Department of Biostatistics, University of Michigan, 1415 Washington Heights, 48109 Ann Arbor, MI, USA.
Int J Biostat. 2021 Apr 6;18(1):57-72. doi: 10.1515/ijb-2020-0151.
In regression models, predictor variables with inherent ordering, such ECOG performance status or novel biomarker expression levels, are commonly seen in medical settings. Statistically, it may be difficult to determine the functional form of an ordinal predictor variable. Often, such a variable is dichotomized based on whether it is above or below a certain cutoff. Other methods conveniently treat the ordinal predictor as a continuous variable and assume a linear relationship with the outcome. However, arbitrarily choosing a method may lead to inaccurate inference and treatment. In this paper, we propose a Bayesian mixture model to consider both dichotomous and linear forms for the variable. This allows for simultaneous assessment of the appropriate form of the predictor in regression models by considering the presence of a changepoint through the lens of a threshold detection problem. This method is applicable to continuous, binary, and survival outcomes, and it is easily amenable to penalized regression. We evaluated the proposed method using simulation studies and apply it to two real datasets. We provide JAGS code for easy implementation.

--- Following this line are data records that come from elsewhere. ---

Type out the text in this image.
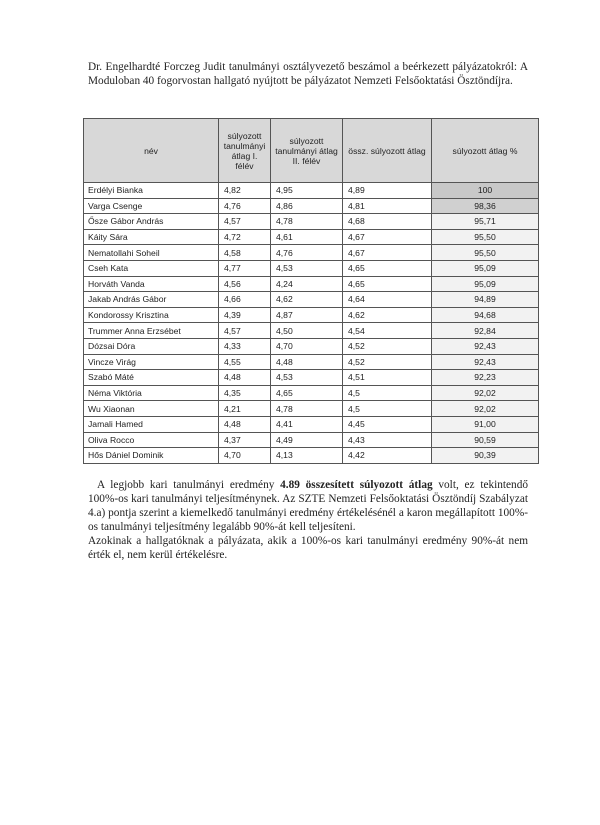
Dr. Engelhardté Forczeg Judit tanulmányi osztályvezető beszámol a beérkezett pályázatokról: A Moduloban 40 fogorvostan hallgató nyújtott be pályázatot Nemzeti Felsőoktatási Ösztöndíjra.
név	súlyozott tanulmányi átlag I. félév	súlyozott tanulmányi átlag II. félév	össz. súlyozott átlag	súlyozott átlag %
Erdélyi Bianka	4,82	4,95	4,89	100
Varga Csenge	4,76	4,86	4,81	98,36
Ősze Gábor András	4,57	4,78	4,68	95,71
Káity Sára	4,72	4,61	4,67	95,50
Nematollahi Soheil	4,58	4,76	4,67	95,50
Cseh Kata	4,77	4,53	4,65	95,09
Horváth Vanda	4,56	4,24	4,65	95,09
Jakab András Gábor	4,66	4,62	4,64	94,89
Kondorossy Krisztina	4,39	4,87	4,62	94,68
Trummer Anna Erzsébet	4,57	4,50	4,54	92,84
Dózsai Dóra	4,33	4,70	4,52	92,43
Vincze Virág	4,55	4,48	4,52	92,43
Szabó Máté	4,48	4,53	4,51	92,23
Néma Viktória	4,35	4,65	4,5	92,02
Wu Xiaonan	4,21	4,78	4,5	92,02
Jamali Hamed	4,48	4,41	4,45	91,00
Oliva Rocco	4,37	4,49	4,43	90,59
Hős Dániel Dominik	4,70	4,13	4,42	90,39

A legjobb kari tanulmányi eredmény 4.89 összesített súlyozott átlag volt, ez tekintendő 100%-os kari tanulmányi teljesítménynek. Az SZTE Nemzeti Felsőoktatási Ösztöndíj Szabályzat 4.a) pontja szerint a kiemelkedő tanulmányi eredmény értékelésénél a karon megállapított 100%-os tanulmányi teljesítmény legalább 90%-át kell teljesíteni.

Azokinak a hallgatóknak a pályázata, akik a 100%-os kari tanulmányi eredmény 90%-át nem érték el, nem kerül értékelésre.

在回归模型中,医学环境中常见的具有内在顺序的预测变量,如 ECOG 表现状态或新型生物标志物表达水平。从统计学的角度来看,确定有序预测变量的函数形式可能具有一定难度。通常,此类变量可根据其是否高于或低于某个截断值将其分为两类。其他方法则方便地将有序预测变量视为连续变量,并假设其与结果呈线性关系。然而,任意选择方法可能会导致推断和处理不准确。在本文中,我们提出了一种贝叶斯混合模型,以同时考虑变量的二分和线性形式。这通过通过阈值检测问题的视角来考虑存在变化点,从而允许在回归模型中同时评估预测器的适当形式。该方法适用于连续、二项和生存结果,并且易于进行惩罚回归。我们使用模拟研究评估了所提出的方法,并将其应用于两个真实数据集。我们提供了 JAGS 代码以方便实现。